O Brasil boicota negociação para a abertura do mercado de educação. A pedido dos países ricos, a Organização Mundial do Comércio (OMC) iniciou conversações sobre a possibilidade de os governos abrirem suas economias e reformar suas legislações para permitir que universidades estrangeiras se instalem.Contrária à proposta, a delegação brasileira em Genebra deixou, nesta segunda-feira, a sala de negociações na OMC antes de o debate começar, para mostrar que não está de acordo com a inclusão do tema na discussão. A proposta de abertura do setor de educação foi feita por países como Austrália, Nova Zelândia, Estados Unidos e Cingapura, que querem exportar seus institutos de ensino. A maioria dos países em desenvolvimento é contra a liberalização desse setor. Vários outros países emergentes se recusam a tratar do assunto. Alguns países, como a Argentina, ainda que sejam contrários à proposta, decidiram acompanhar o debate.Na avaliação do governo brasileiro, a abertura de mercado nesse setor afetaria a soberania do País no setor de educação. Diplomatas, porém, recusaram a palavra boicote para descrever o comportamento do País. "O que fizemos foi apenas não participar", afirmou um negociador. A orientação para evitar entrar em um debate sobre o assunto veio de Brasília.A antropóloga Iara Pietricovsky, do Instituto de Estudos Socioeconômicos (Inesc), concorda com a posição do governo. Segundo ela, a liberalização do setor da educação não teria impacto efetivo, mas limitaria o espaço para políticas de educação no setor universitário."Hoje, o nível de privatização no nível universitário já é grande e a adoção dessa abertura não afetaria muito o que já ocorre. Mas o problema é que tiraria qualquer possibilidade de que, no futuro, o governo adote políticas públicas para limitar entrada de instituições estrangeiras", explicou.

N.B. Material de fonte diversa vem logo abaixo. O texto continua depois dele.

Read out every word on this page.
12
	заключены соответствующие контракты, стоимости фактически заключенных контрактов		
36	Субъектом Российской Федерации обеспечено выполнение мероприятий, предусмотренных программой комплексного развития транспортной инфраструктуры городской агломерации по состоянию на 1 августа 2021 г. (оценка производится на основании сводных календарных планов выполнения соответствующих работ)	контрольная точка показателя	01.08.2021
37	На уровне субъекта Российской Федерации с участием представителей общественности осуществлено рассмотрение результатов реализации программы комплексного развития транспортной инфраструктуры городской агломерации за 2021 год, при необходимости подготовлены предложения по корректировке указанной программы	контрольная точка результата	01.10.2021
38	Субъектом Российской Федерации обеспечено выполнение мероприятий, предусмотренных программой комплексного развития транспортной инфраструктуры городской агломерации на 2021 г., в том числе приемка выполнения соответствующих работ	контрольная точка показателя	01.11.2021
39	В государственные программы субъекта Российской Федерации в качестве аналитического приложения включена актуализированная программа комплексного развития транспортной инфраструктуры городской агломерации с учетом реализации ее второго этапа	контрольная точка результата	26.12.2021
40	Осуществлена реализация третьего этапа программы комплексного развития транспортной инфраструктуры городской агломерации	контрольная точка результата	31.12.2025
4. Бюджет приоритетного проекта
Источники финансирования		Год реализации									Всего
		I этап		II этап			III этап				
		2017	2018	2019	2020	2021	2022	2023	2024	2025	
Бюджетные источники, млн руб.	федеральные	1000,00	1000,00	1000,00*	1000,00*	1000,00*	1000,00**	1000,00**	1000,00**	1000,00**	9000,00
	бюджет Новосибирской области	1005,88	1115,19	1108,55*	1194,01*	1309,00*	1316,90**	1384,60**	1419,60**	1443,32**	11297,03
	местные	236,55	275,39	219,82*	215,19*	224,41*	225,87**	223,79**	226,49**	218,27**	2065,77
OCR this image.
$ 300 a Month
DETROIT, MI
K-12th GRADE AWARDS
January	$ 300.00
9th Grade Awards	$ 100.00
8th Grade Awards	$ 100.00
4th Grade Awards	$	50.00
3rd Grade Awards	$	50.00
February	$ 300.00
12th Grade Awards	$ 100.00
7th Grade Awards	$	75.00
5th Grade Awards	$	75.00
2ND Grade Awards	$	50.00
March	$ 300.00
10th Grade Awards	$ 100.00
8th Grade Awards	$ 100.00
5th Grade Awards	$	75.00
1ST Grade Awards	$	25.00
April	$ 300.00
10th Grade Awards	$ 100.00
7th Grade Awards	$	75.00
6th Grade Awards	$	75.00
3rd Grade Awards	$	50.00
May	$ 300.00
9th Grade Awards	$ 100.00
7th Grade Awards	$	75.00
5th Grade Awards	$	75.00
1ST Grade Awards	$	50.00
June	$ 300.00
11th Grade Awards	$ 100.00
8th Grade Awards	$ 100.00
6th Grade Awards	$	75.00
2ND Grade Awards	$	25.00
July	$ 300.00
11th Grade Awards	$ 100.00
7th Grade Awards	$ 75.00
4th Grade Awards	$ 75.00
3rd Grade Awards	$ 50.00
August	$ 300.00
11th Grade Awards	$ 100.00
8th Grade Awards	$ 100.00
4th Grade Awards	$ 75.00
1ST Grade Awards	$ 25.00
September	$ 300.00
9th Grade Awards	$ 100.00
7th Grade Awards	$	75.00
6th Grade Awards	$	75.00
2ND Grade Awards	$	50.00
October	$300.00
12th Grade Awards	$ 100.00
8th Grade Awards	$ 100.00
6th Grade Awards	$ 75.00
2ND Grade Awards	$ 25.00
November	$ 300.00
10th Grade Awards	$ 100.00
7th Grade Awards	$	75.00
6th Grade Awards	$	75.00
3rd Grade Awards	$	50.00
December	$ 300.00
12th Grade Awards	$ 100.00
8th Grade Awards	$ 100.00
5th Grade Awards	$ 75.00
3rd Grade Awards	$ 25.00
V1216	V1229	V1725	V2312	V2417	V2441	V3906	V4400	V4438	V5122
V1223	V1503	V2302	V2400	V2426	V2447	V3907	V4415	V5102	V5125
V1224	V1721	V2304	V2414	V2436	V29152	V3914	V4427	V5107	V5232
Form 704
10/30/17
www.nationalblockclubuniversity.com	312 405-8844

Pelas regras da OMC, uma vez aberto o setor, um país dificilmente poderia voltar a fechá-lo.Pelo calendário, o processo de negociações deve terminar até o final do ano, mas muitos governos alertam que uma convergência está distante. Para diplomatas estrangeiros, o Brasil está evitando um maior envolvimento nos debates para a abertura do setor de serviços até que fique claro quais serão os ganhos que terão na agricultura. Mas o Itamaraty rejeita a avaliação, alegando que apresentou o mais amplo pedido de abertura no setor de serviços entre os países emergentes.